WAJ: Education is a basic responsibility of the state, but when the state fails to deliver, the gap must be filled by people themselves. If the government starts improving its own educational institutions, private education will get wiped out in due time. This may take some time, but it could happen. You can see people prefer public universities or medical colleges for higher education because they provide quality education and the fee is subsidized. If it can happen at the higher education level, why not at the school level.

Question 6. Do you think government’s decision of changing medium of education to Urdu is a wise move? 

WAJ: Urdu is our national language and one that is understood in all provinces, so the move has its merit. I am also a supporter of offering initial education be in mother language and Urdu has that capacity.Before the creation of Pakistan, Jamia Usmania Haiderabad Deccan offered medical education in Urdu.

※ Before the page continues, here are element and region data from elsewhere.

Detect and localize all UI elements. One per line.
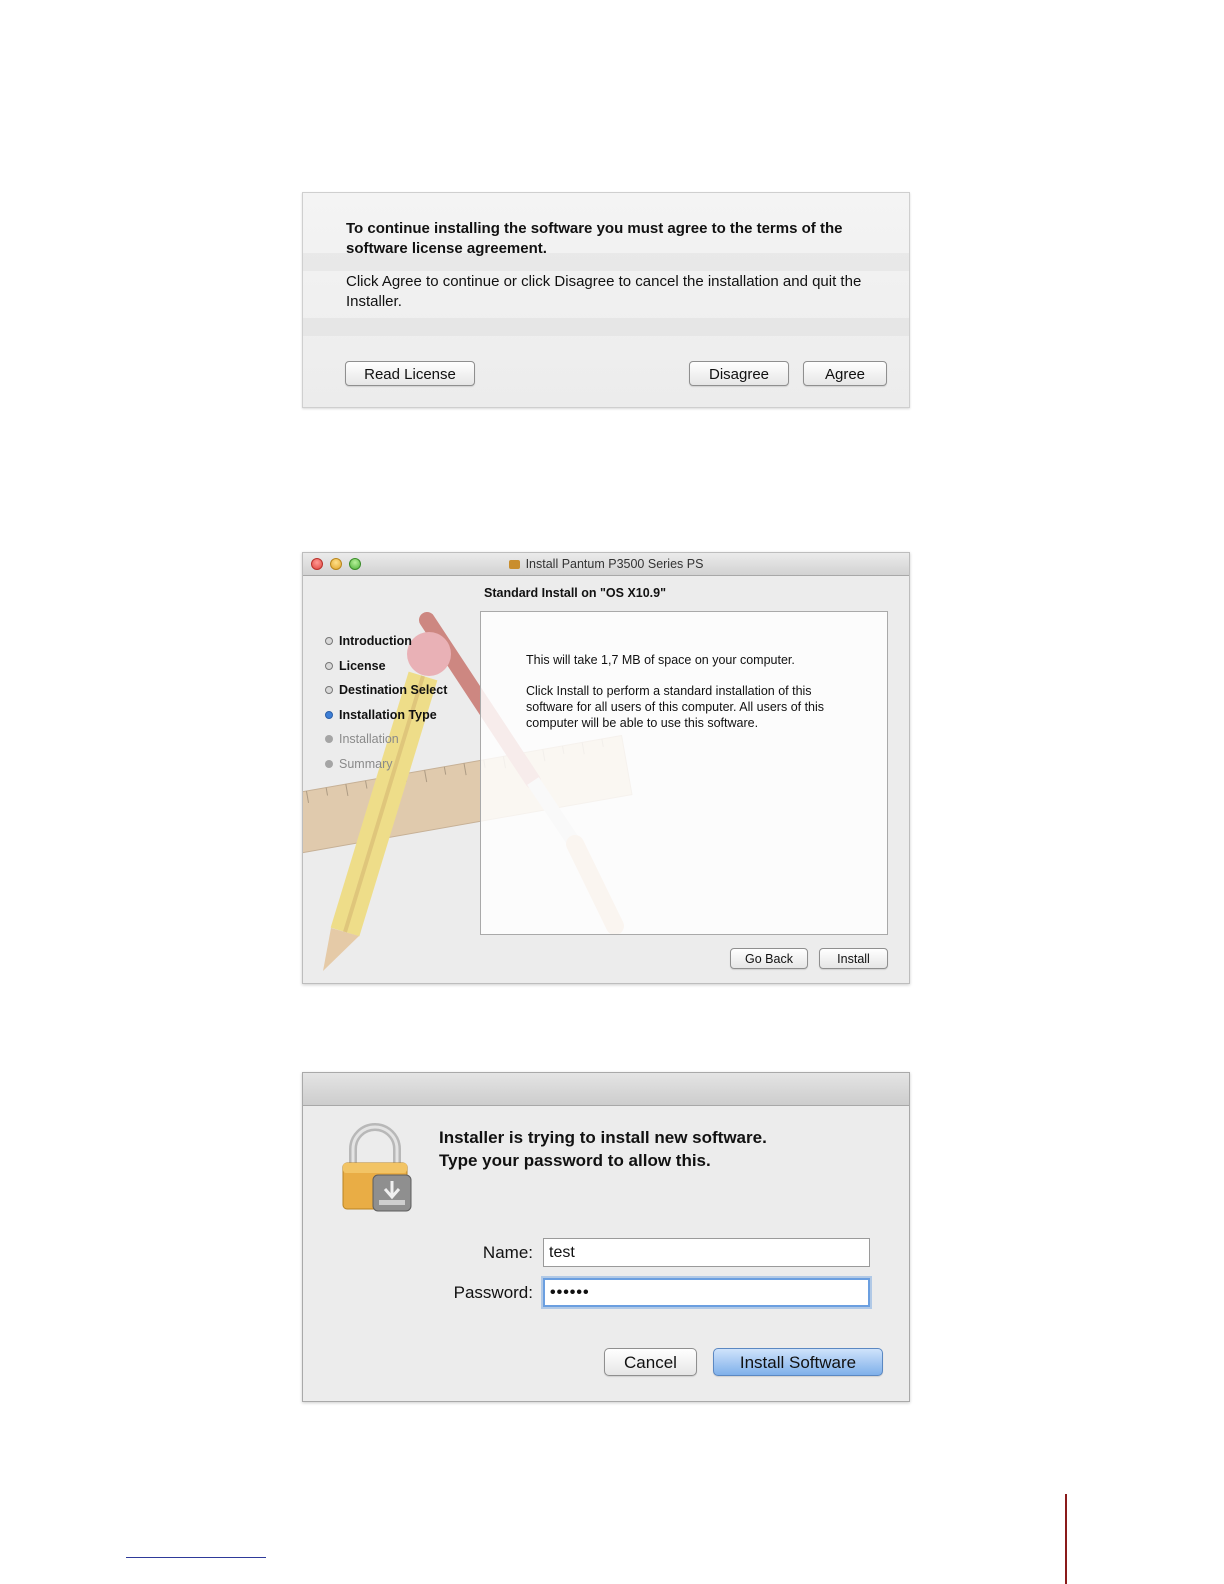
installer-window: Install Pantum P3500 Series PS Standard …	[302, 552, 910, 984]
auth-message-line-2: Type your password to allow this.	[439, 1151, 711, 1170]
step-bullet-icon	[325, 686, 333, 694]
read-license-button[interactable]: Read License	[345, 361, 475, 386]
license-headline: To continue installing the software you …	[346, 220, 843, 257]
package-icon	[508, 560, 520, 569]
lock-icon	[342, 1123, 412, 1212]
window-title: Install Pantum P3500 Series PS	[525, 557, 704, 571]
step-installation: Installation	[325, 731, 447, 756]
auth-message-line-1: Installer is trying to install new softw…	[439, 1128, 767, 1147]
name-field[interactable]	[543, 1238, 870, 1267]
step-introduction: Introduction	[325, 633, 447, 658]
authentication-dialog: Installer is trying to install new softw…	[302, 1072, 910, 1402]
page-margin-rule	[1065, 1494, 1067, 1584]
install-heading: Standard Install on "OS X10.9"	[484, 586, 667, 600]
step-bullet-icon	[325, 759, 333, 768]
install-software-button[interactable]: Install Software	[713, 1348, 883, 1376]
title-bar[interactable]: Install Pantum P3500 Series PS	[303, 553, 909, 576]
step-bullet-icon	[325, 661, 333, 670]
step-bullet-icon	[325, 637, 333, 645]
step-bullet-icon	[325, 735, 333, 743]
install-content-panel: This will take 1,7 MB of space on your c…	[480, 611, 888, 935]
password-field[interactable]: ••••••	[543, 1278, 870, 1307]
background-ghost-text	[303, 318, 909, 336]
install-description-text: Click Install to perform a standard inst…	[526, 684, 825, 730]
name-label: Name:	[482, 1243, 533, 1262]
step-license: License	[325, 658, 447, 683]
agree-button[interactable]: Agree	[803, 361, 887, 386]
password-label: Password:	[453, 1283, 533, 1302]
space-required-text: This will take 1,7 MB of space on your c…	[526, 653, 795, 667]
license-instructions: Click Agree to continue or click Disagre…	[346, 273, 862, 310]
footer-link-underline	[126, 1557, 266, 1558]
auth-message: Installer is trying to install new softw…	[439, 1126, 869, 1172]
license-agreement-sheet: To continue installing the software you …	[302, 192, 910, 408]
disagree-button[interactable]: Disagree	[689, 361, 789, 386]
cancel-button[interactable]: Cancel	[604, 1348, 697, 1376]
go-back-button[interactable]: Go Back	[730, 948, 808, 969]
installer-steps-list: Introduction License Destination Select …	[325, 633, 447, 780]
step-summary: Summary	[325, 756, 447, 781]
step-destination-select: Destination Select	[325, 682, 447, 707]
step-installation-type: Installation Type	[325, 707, 447, 732]
install-button[interactable]: Install	[819, 948, 888, 969]
dialog-title-bar	[303, 1073, 909, 1106]
step-bullet-icon	[325, 710, 333, 719]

During my visit to Afghanistan’s Jalalabad, I saw medical education being imparted in Pashto. We have been a colony of British, so we adopted English. But we cannot ignore English, as it is a global language. We must be accommodative in taking this decision. 

Question 7. What are your expectations from the incumbent government regarding education policies? 

WAJ: With a year gone, the government should start focusing on working rather than blaming everything on the previous governments. This government was elected with great hopes of a better tomorrow and the failure of this government would be a failure of hope. The party in power promised a new Pakistan, but things are the same, if not worse, even after the passage of one year. With regards to education, the government has created an environment of fear, which is a strategic mistake. Imran Khan’s manifesto was centred on education and he also talked about uniform education system. The time for rhetoric is gone. The government must now act on its promises.

Question 8. To which extent has the model of Dar-e-Arqam been successful?

WAJ: We have bound ourselves to schools but still there is a gap in college and higher education sector. There is no district in Punjab where Dar-e-Arqam School is not operating. We offer affordable education to middle and lower-middle class, but even our limited fee is out of reach for a number of people at times. We are focusing on teachers’ training and raising the quality of education. We don’t have much infrastructure and are trying to deliver quality education against low fee.  It’s our appeal to Punjab Education Minister Murad Raas and Federal Education Minister Shafqat Mehmood to at least own the private sector, which is playing its part in educating the next generation.